L.A. Shifts Homeless Policy to Clear Street Encampments

Advocates say L.A.'s new focus on clearing 'unsightly' homeless encampments is a political band-aid that won't help people find permanent housing.

November 22, 2021, 9:00 AM PST

By Diana Ionescu @aworkoffiction


Los Angeles Protest

Ringo Chiu / Shutterstock

Benjamin Oreskes and Doug Smith report on a new policy in the city of Los Angeles aimed at clearing homeless encampments that critics say is an inhumane and politically motivated solution to a much bigger problem.

The approved motions authorize the city to post signs notifying people camped in the designated locations that they have 14 days to leave. Outreach workers will offer shelter beds to everyone affected to keep the city in compliance with a federal court ruling that prohibits the ticketing or arrest of anyone for camping in a public space when no shelter is available.

So far, City Council members have suggested close to 300 locations to designate as off-limits to camping. According to the article, Mayor Eric Garcetti called the policy a balance between the needs of unhoused people and pressures from neighborhood groups. Advocates for the unhoused say that "the change in policy elevates politics over need, creating a squeaky-wheel strategy of clearing those street encampments that have become the biggest liabilities to members of the City Council."

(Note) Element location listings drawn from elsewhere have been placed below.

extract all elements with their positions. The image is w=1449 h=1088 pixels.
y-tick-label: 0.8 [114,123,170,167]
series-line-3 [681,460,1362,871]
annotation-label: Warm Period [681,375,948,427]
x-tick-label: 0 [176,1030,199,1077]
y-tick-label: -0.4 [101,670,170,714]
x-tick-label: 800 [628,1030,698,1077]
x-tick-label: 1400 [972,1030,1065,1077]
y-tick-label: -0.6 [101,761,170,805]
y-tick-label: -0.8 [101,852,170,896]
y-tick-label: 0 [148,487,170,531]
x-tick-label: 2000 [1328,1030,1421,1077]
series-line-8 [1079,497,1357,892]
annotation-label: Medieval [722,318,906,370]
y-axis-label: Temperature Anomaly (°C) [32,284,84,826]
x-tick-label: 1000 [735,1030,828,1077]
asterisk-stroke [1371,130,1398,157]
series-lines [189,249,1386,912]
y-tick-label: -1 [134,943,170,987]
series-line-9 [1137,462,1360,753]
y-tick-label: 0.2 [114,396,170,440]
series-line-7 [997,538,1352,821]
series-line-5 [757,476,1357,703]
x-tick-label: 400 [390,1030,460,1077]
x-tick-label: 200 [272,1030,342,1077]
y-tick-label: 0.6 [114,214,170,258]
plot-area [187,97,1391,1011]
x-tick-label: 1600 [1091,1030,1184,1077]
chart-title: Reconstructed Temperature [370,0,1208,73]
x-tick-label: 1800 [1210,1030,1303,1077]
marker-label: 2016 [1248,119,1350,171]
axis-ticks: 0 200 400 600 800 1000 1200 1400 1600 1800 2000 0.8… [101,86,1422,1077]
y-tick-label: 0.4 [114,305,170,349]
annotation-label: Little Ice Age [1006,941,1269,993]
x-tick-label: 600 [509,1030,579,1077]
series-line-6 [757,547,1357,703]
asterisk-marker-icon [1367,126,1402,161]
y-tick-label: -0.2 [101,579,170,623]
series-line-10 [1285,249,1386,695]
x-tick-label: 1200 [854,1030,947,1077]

Over 40,000 people experience homelessness in Los Angeles each year, with that number far outpacing the supply of shelter beds or transitional housing. Earlier this year, Councilmember Mitch O'Farrell received widespread criticism during what many perceived as an aggressive clearing of an encampment in Echo Park. While the council has voted to fund more outreach and supportive housing programs, some activists argue that temporary housing solutions like the tiny home villages built this year don't go far enough to provide long-term solutions for unhoused people, who often fall back into homelessness after relocating to transitional housing.